Southwest’s Spiritual Integration in Counseling (SIC) Scholars prepared a display on “The Counseling Body: Exploring Embodiment and Therapeutic Presence within Counseling.” They presented it at the Texas Association of Counselor Education and Supervision (TACES) Conference on March 3.
Dr. Awa Jangha, the Loise Henderson Wessendorff Associate Professor of Spiritual Integration in Counseling, along with alumna Mary Carlisle McMahan and current student Jacqueline Vidal were the presenters at the conference. They were able to confidently engage with counselor educators and supervisors in answering questions and describing the information within the poster.
“Presenting at a professional conference allows for connections to be made with graduate students, counselor educators, and supervisors,” Jangha said. “The experience also allows for growth in engaging in presentation skills where students were able to articulate what stood out to them from their research on counselor’s use of their body as a source of information when attuning to clients, self-regulating when countertransference arises, and creating therapeutic presence.”
Students Vidal and Regan Emfinger also shared the poster at a Southwest community hour on March 20th.
“It was great to see Jacqueline and Regan interacting with peers and sharing about the work they had researched around how counselors can somatically be present and provide an impactful therapeutic presence that can allow for self-regulation of both counselor and client,” Jangha said.
The poster was originally created by Janga, Vidal, Emfinger, Mary Carlisle McMahan, Jane Obi, Debbie Seeger, and John Thomas.

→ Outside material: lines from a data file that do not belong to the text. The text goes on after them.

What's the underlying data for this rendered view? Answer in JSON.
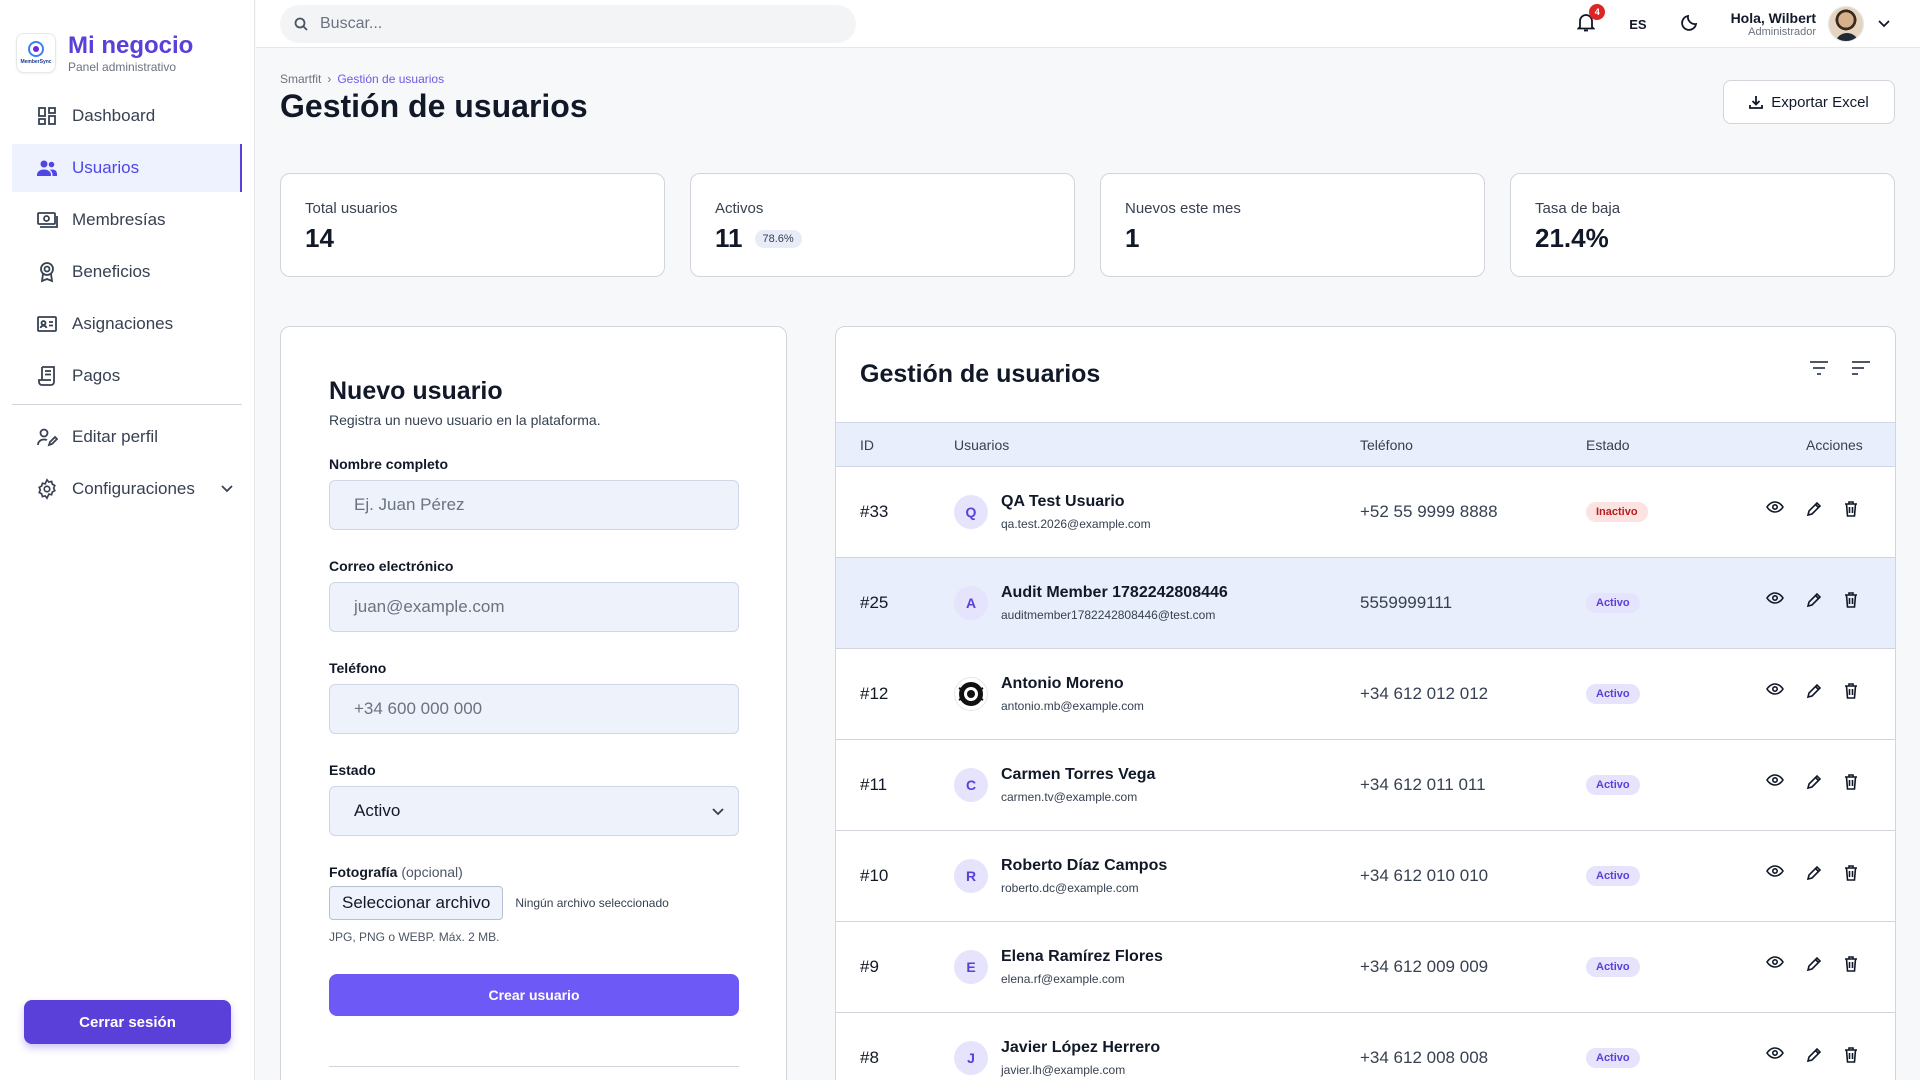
{
  "brand": {
    "title": "Mi negocio",
    "subtitle": "Panel administrativo",
    "logo_text": "MemberSync"
  },
  "sidebar": {
    "items": [
      {
        "label": "Dashboard",
        "icon": "dashboard-icon",
        "active": false
      },
      {
        "label": "Usuarios",
        "icon": "users-icon",
        "active": true
      },
      {
        "label": "Membresías",
        "icon": "membership-icon",
        "active": false
      },
      {
        "label": "Beneficios",
        "icon": "award-icon",
        "active": false
      },
      {
        "label": "Asignaciones",
        "icon": "id-card-icon",
        "active": false
      },
      {
        "label": "Pagos",
        "icon": "receipt-icon",
        "active": false
      }
    ],
    "secondary": [
      {
        "label": "Editar perfil",
        "icon": "user-edit-icon"
      },
      {
        "label": "Configuraciones",
        "icon": "gear-icon"
      }
    ],
    "logout_label": "Cerrar sesión"
  },
  "topbar": {
    "search_placeholder": "Buscar...",
    "notification_count": "4",
    "language": "ES",
    "user_greeting": "Hola, Wilbert",
    "user_role": "Administrador"
  },
  "page": {
    "breadcrumb": [
      "Smartfit",
      "Gestión de usuarios"
    ],
    "title": "Gestión de usuarios",
    "export_label": "Exportar Excel"
  },
  "stats": [
    {
      "label": "Total usuarios",
      "value": "14",
      "chip": ""
    },
    {
      "label": "Activos",
      "value": "11",
      "chip": "78.6%"
    },
    {
      "label": "Nuevos este mes",
      "value": "1",
      "chip": ""
    },
    {
      "label": "Tasa de baja",
      "value": "21.4%",
      "chip": ""
    }
  ],
  "form": {
    "title": "Nuevo usuario",
    "subtitle": "Registra un nuevo usuario en la plataforma.",
    "name_label": "Nombre completo",
    "name_placeholder": "Ej. Juan Pérez",
    "email_label": "Correo electrónico",
    "email_placeholder": "juan@example.com",
    "phone_label": "Teléfono",
    "phone_placeholder": "+34 600 000 000",
    "status_label": "Estado",
    "status_value": "Activo",
    "photo_label": "Fotografía",
    "photo_optional": "(opcional)",
    "file_button": "Seleccionar archivo",
    "file_none": "Ningún archivo seleccionado",
    "file_hint": "JPG, PNG o WEBP. Máx. 2 MB.",
    "submit_label": "Crear usuario"
  },
  "table": {
    "title": "Gestión de usuarios",
    "columns": [
      "ID",
      "Usuarios",
      "Teléfono",
      "Estado",
      "Acciones"
    ],
    "rows": [
      {
        "id": "#33",
        "initial": "Q",
        "name": "QA Test Usuario",
        "email": "qa.test.2026@example.com",
        "phone": "+52 55 9999 8888",
        "status": "Inactivo"
      },
      {
        "id": "#25",
        "initial": "A",
        "name": "Audit Member 1782242808446",
        "email": "auditmember1782242808446@test.com",
        "phone": "5559999111",
        "status": "Activo"
      },
      {
        "id": "#12",
        "initial": "",
        "name": "Antonio Moreno",
        "email": "antonio.mb@example.com",
        "phone": "+34 612 012 012",
        "status": "Activo"
      },
      {
        "id": "#11",
        "initial": "C",
        "name": "Carmen Torres Vega",
        "email": "carmen.tv@example.com",
        "phone": "+34 612 011 011",
        "status": "Activo"
      },
      {
        "id": "#10",
        "initial": "R",
        "name": "Roberto Díaz Campos",
        "email": "roberto.dc@example.com",
        "phone": "+34 612 010 010",
        "status": "Activo"
      },
      {
        "id": "#9",
        "initial": "E",
        "name": "Elena Ramírez Flores",
        "email": "elena.rf@example.com",
        "phone": "+34 612 009 009",
        "status": "Activo"
      },
      {
        "id": "#8",
        "initial": "J",
        "name": "Javier López Herrero",
        "email": "javier.lh@example.com",
        "phone": "+34 612 008 008",
        "status": "Activo"
      }
    ]
  },
  "colors": {
    "accent": "#5b3fd9",
    "button": "#6d5af6",
    "active_bg": "#e6e3fc",
    "inactive_bg": "#fde2e2"
  }
}
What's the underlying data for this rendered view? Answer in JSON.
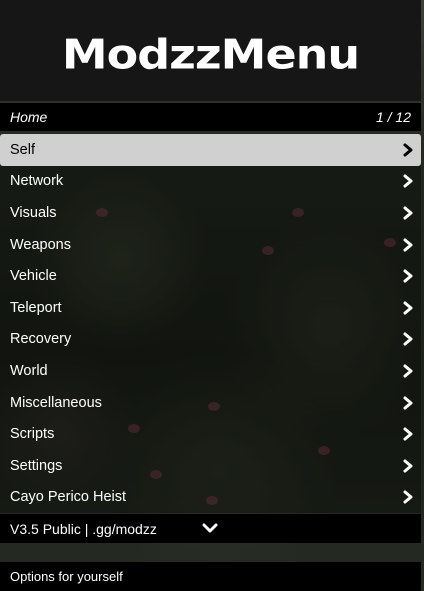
{
  "header": {
    "logo_text": "ModzzMenu"
  },
  "subheader": {
    "title": "Home",
    "page_indicator": "1 / 12"
  },
  "menu": {
    "selected_index": 0,
    "items": [
      {
        "label": "Self"
      },
      {
        "label": "Network"
      },
      {
        "label": "Visuals"
      },
      {
        "label": "Weapons"
      },
      {
        "label": "Vehicle"
      },
      {
        "label": "Teleport"
      },
      {
        "label": "Recovery"
      },
      {
        "label": "World"
      },
      {
        "label": "Miscellaneous"
      },
      {
        "label": "Scripts"
      },
      {
        "label": "Settings"
      },
      {
        "label": "Cayo Perico Heist"
      }
    ]
  },
  "footer": {
    "version_text": "V3.5 Public | .gg/modzz",
    "scroll_icon": "chevron-down-icon"
  },
  "description": {
    "text": "Options for yourself"
  },
  "colors": {
    "header_bg": "#161616",
    "bar_bg": "#000000",
    "selected_bg": "#d0d0d0",
    "text": "#ffffff",
    "selected_text": "#000000"
  }
}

The SIC Scholars also hosted the Brain and the Spirit event featuring Dr. Gena St. David on April 17 at Southwest. There were about 50 people in attendance, including prospective and incoming students. SIC Scholar Jane Obi gave the introduction and facilitated the Q&A portion of the presentation.
“Gena utilized wonderful imagery, intriguing neuroscience videos, and experiential practice of tuning into the body to walk the participants through her process of crafting her book,” Jangha said. “We went with her on the journey of what sparked her interest in the intersection of neuroscience and theology and were blessed to witness her sharing of her thought process and questions that guided the rich content in her writing. Explaining the basics of neuroscience, incorporating relational cultural theory, and engaging in theological reflection are no small tasks, but Gena did so with clarity and compassion. It was a wonderful experience to learn from her and be inspired by where she continues to go in her ongoing inquiry on the matter.”